Neural Operators Basics

Neural operators are emerging as a powerful framework for solving partial differential equations using deep learning. This story covers the basics of neural operators. We show how to derive a neural operator layer starting from a simple fully connected layer. Then we also derive the Fourier neural operator, and we show some results on the Darcy flow dataset.

Introduction

Neural operators enable machine learning directly on function spaces. Unlike traditional neural networks, which operate on fixed-dimensional inputs like $64\times64$ images, neural operators are designed to handle inputs and outputs that are functions—potentially defined over continuous domains or discretized at varying resolutions. This means the same model can generalize across different discretizations of the input and output spaces, making it resolution-invariant and particularly well-suited for problems in scientific computing and PDE modeling.

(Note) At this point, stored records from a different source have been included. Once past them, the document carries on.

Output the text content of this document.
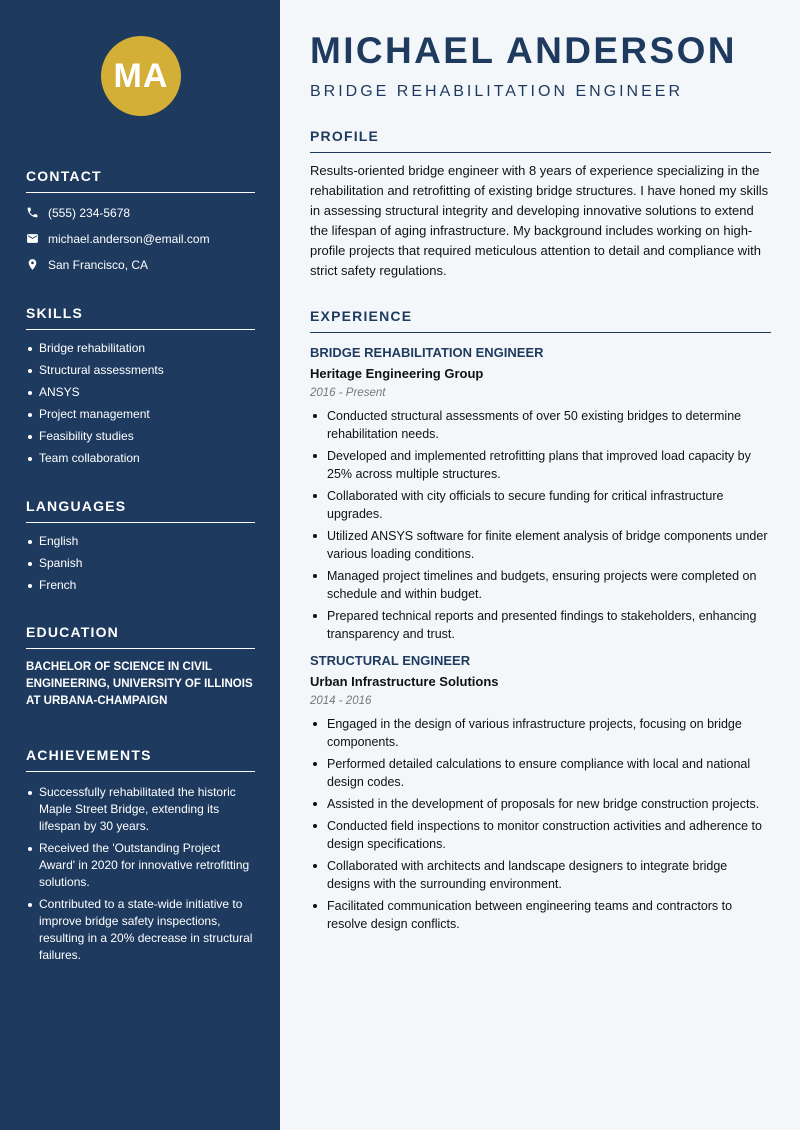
MA
CONTACT
(555) 234-5678
michael.anderson@email.com
San Francisco, CA
SKILLS
Bridge rehabilitation
Structural assessments
ANSYS
Project management
Feasibility studies
Team collaboration
LANGUAGES
English
Spanish
French
EDUCATION
BACHELOR OF SCIENCE IN CIVIL ENGINEERING, UNIVERSITY OF ILLINOIS AT URBANA-CHAMPAIGN
ACHIEVEMENTS
Successfully rehabilitated the historic Maple Street Bridge, extending its lifespan by 30 years.
Received the 'Outstanding Project Award' in 2020 for innovative retrofitting solutions.
Contributed to a state-wide initiative to improve bridge safety inspections, resulting in a 20% decrease in structural failures.
MICHAEL ANDERSON
BRIDGE REHABILITATION ENGINEER
PROFILE
Results-oriented bridge engineer with 8 years of experience specializing in the rehabilitation and retrofitting of existing bridge structures. I have honed my skills in assessing structural integrity and developing innovative solutions to extend the lifespan of aging infrastructure. My background includes working on high-profile projects that required meticulous attention to detail and compliance with strict safety regulations.
EXPERIENCE
BRIDGE REHABILITATION ENGINEER
Heritage Engineering Group
2016 - Present
Conducted structural assessments of over 50 existing bridges to determine rehabilitation needs.
Developed and implemented retrofitting plans that improved load capacity by 25% across multiple structures.
Collaborated with city officials to secure funding for critical infrastructure upgrades.
Utilized ANSYS software for finite element analysis of bridge components under various loading conditions.
Managed project timelines and budgets, ensuring projects were completed on schedule and within budget.
Prepared technical reports and presented findings to stakeholders, enhancing transparency and trust.
STRUCTURAL ENGINEER
Urban Infrastructure Solutions
2014 - 2016
Engaged in the design of various infrastructure projects, focusing on bridge components.
Performed detailed calculations to ensure compliance with local and national design codes.
Assisted in the development of proposals for new bridge construction projects.
Conducted field inspections to monitor construction activities and adherence to design specifications.
Collaborated with architects and landscape designers to integrate bridge designs with the surrounding environment.
Facilitated communication between engineering teams and contractors to resolve design conflicts.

From Neural Networks to Neural Operators

Let’s consider a fully connected layer of a neural network:

\[\begin{equation} v_i = \sigma \left( \sum_{j}^n K_{ij} a_j \right) \end{equation}\]

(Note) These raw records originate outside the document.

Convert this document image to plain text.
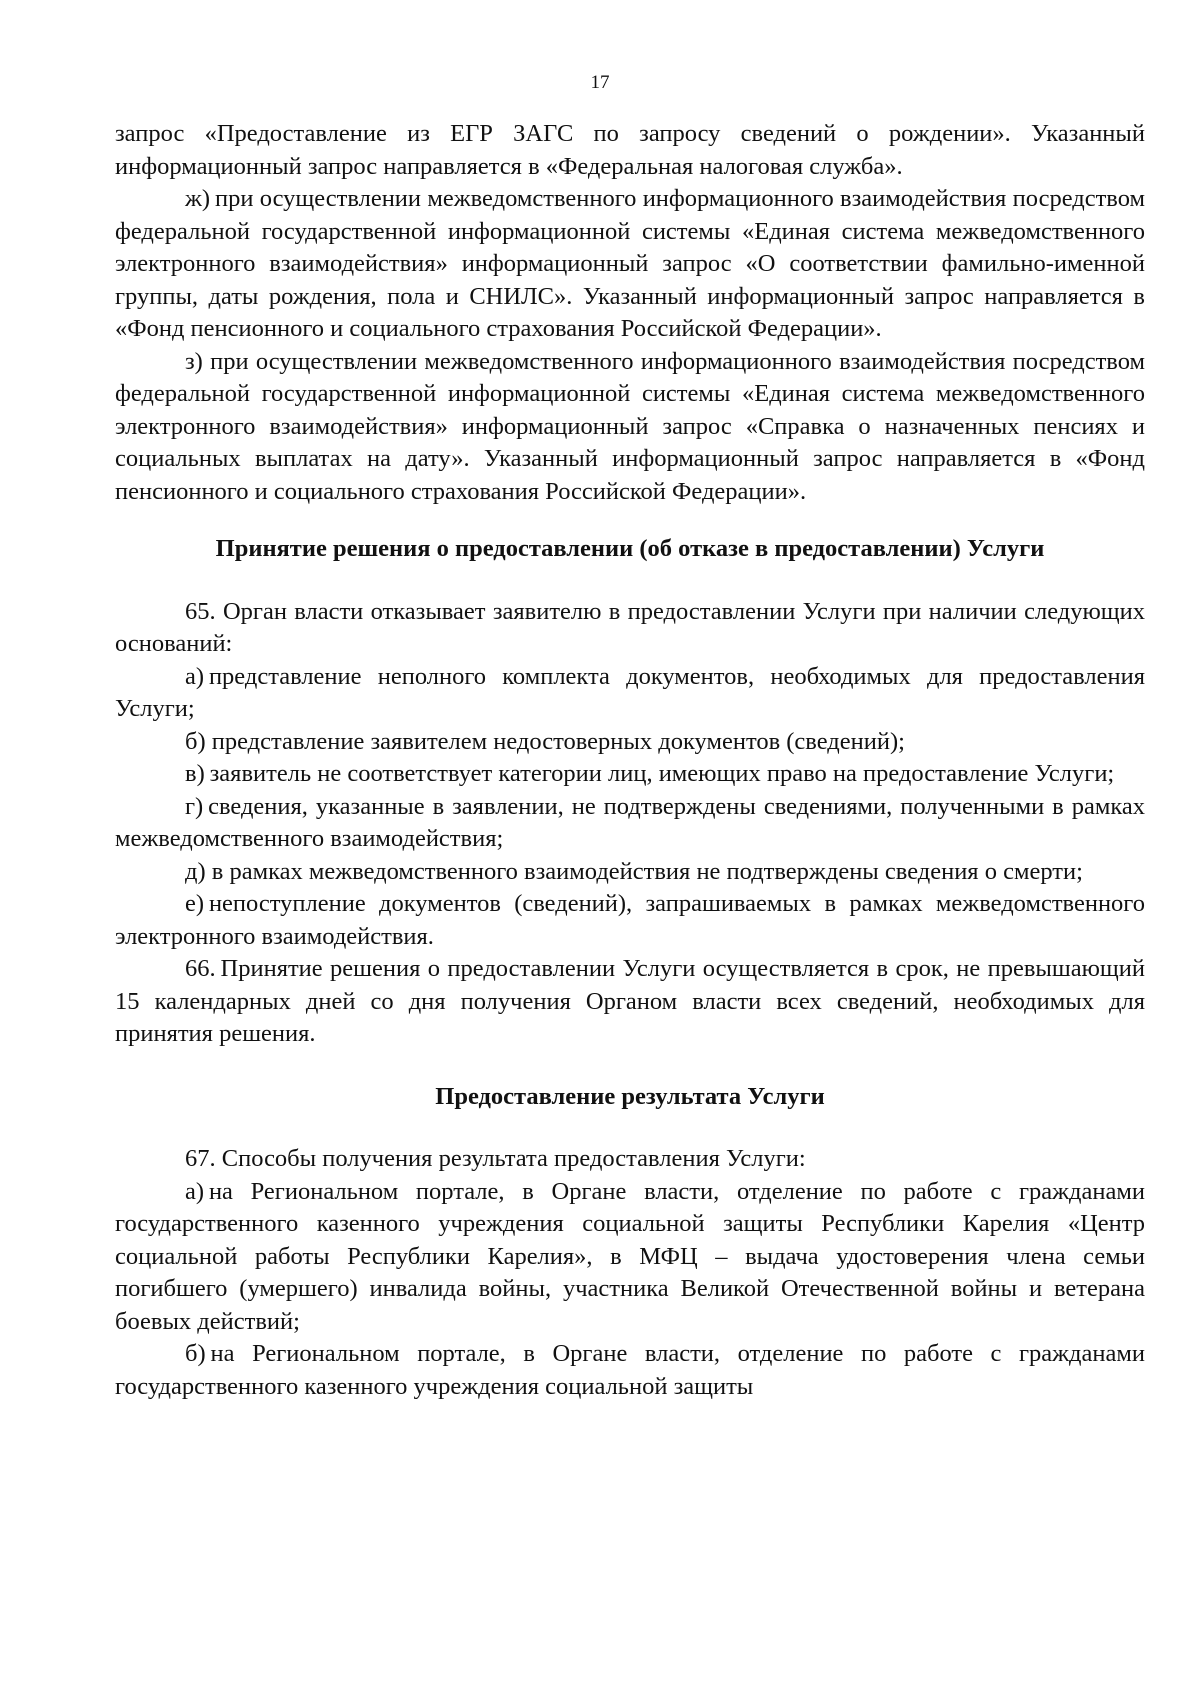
17

запрос «Предоставление из ЕГР ЗАГС по запросу сведений о рождении». Указанный информационный запрос направляется в «Федеральная налоговая служба».

ж) при осуществлении межведомственного информационного взаимодействия посредством федеральной государственной информационной системы «Единая система межведомственного электронного взаимодействия» информационный запрос «О соответствии фамильно-именной группы, даты рождения, пола и СНИЛС». Указанный информационный запрос направляется в «Фонд пенсионного и социального страхования Российской Федерации».

з) при осуществлении межведомственного информационного взаимодействия посредством федеральной государственной информационной системы «Единая система межведомственного электронного взаимодействия» информационный запрос «Справка о назначенных пенсиях и социальных выплатах на дату». Указанный информационный запрос направляется в «Фонд пенсионного и социального страхования Российской Федерации».

Принятие решения о предоставлении (об отказе в предоставлении) Услуги

65. Орган власти отказывает заявителю в предоставлении Услуги при наличии следующих оснований:

а) представление неполного комплекта документов, необходимых для предоставления Услуги;

б) представление заявителем недостоверных документов (сведений);

в) заявитель не соответствует категории лиц, имеющих право на предоставление Услуги;

г) сведения, указанные в заявлении, не подтверждены сведениями, полученными в рамках межведомственного взаимодействия;

д) в рамках межведомственного взаимодействия не подтверждены сведения о смерти;

е) непоступление документов (сведений), запрашиваемых в рамках межведомственного электронного взаимодействия.

66. Принятие решения о предоставлении Услуги осуществляется в срок, не превышающий 15 календарных дней со дня получения Органом власти всех сведений, необходимых для принятия решения.

Предоставление результата Услуги

67. Способы получения результата предоставления Услуги:

а) на Региональном портале, в Органе власти, отделение по работе с гражданами государственного казенного учреждения социальной защиты Республики Карелия «Центр социальной работы Республики Карелия», в МФЦ – выдача удостоверения члена семьи погибшего (умершего) инвалида войны, участника Великой Отечественной войны и ветерана боевых действий;

б) на Региональном портале, в Органе власти, отделение по работе с гражданами государственного казенного учреждения социальной защиты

where $\boldsymbol{a}$ is our input vector and $\boldsymbol{K}$ is a weight matrix and $\sigma$ is a non-linearity.

Now we can interpret the input as a function sampled at points $x_j$, and then we can also assume that $v$ is a function that can be evaluated at any query point $y_i$. Next, instead of thinking to $K_{ij}$ as abstract entries, we can think of them as depending on the location:

\[\begin{equation} K_{ij} = \kappa(y_i, x_j) . \end{equation}\]

Therefore, we can rewrite the equation as:

\[\begin{equation} v(y_i) = \sigma \left( \sum_{j}^n \kappa(y_i, x_j) a(x_j) \Delta x_j \right), \end{equation}\]

where we replaced $1/n$ with $\Delta x_j$.

Then if we replace the sum with the integral we get:

\[\begin{equation} \label{eq:basic-def} v(y_i) = \sigma \left( \int \kappa(y_i, x_j) a(x_j) \text{d}x \right). \end{equation}\]

The figure below illustrates the parallelism between a linear layer and a linear integral operator, highlighting all the steps previously discussed.

Comparison of linear model and linear integral operator.

General Neural Operator Architecture

A neural operator architecture consists of multiple layers. First the input $a \in \mathcal{A}$ is transformed into a higher dimensional channel space representation $v_0(x) = P(a(x))$. Then we perform $T$ updates to obtain $v_T$. Finally, the output is obtained as $u(x) = Q(v_T(x))$.

The general transformation $v_t \mapsto v_{t+1}$ is defined as

\[\begin{equation} \label{eq:res-def} v_{t+1}(x) := \sigma \left( Wv_t(x) + \int \kappa_{\phi} (x, y) v_t(y)\text{d}y \right). \end{equation}\]

Compared to the definition in \eqref{eq:basic-def} here we have introduced the residual connection and the fact that $\kappa$ is parametrized by $\phi$.

Fourier Neural Operator

If we replace $\kappa_{\phi}(x, y)$ with $\kappa_{\phi}(x-y)$ in \eqref{eq:res-def} we obtain that the integral represents now a convolution.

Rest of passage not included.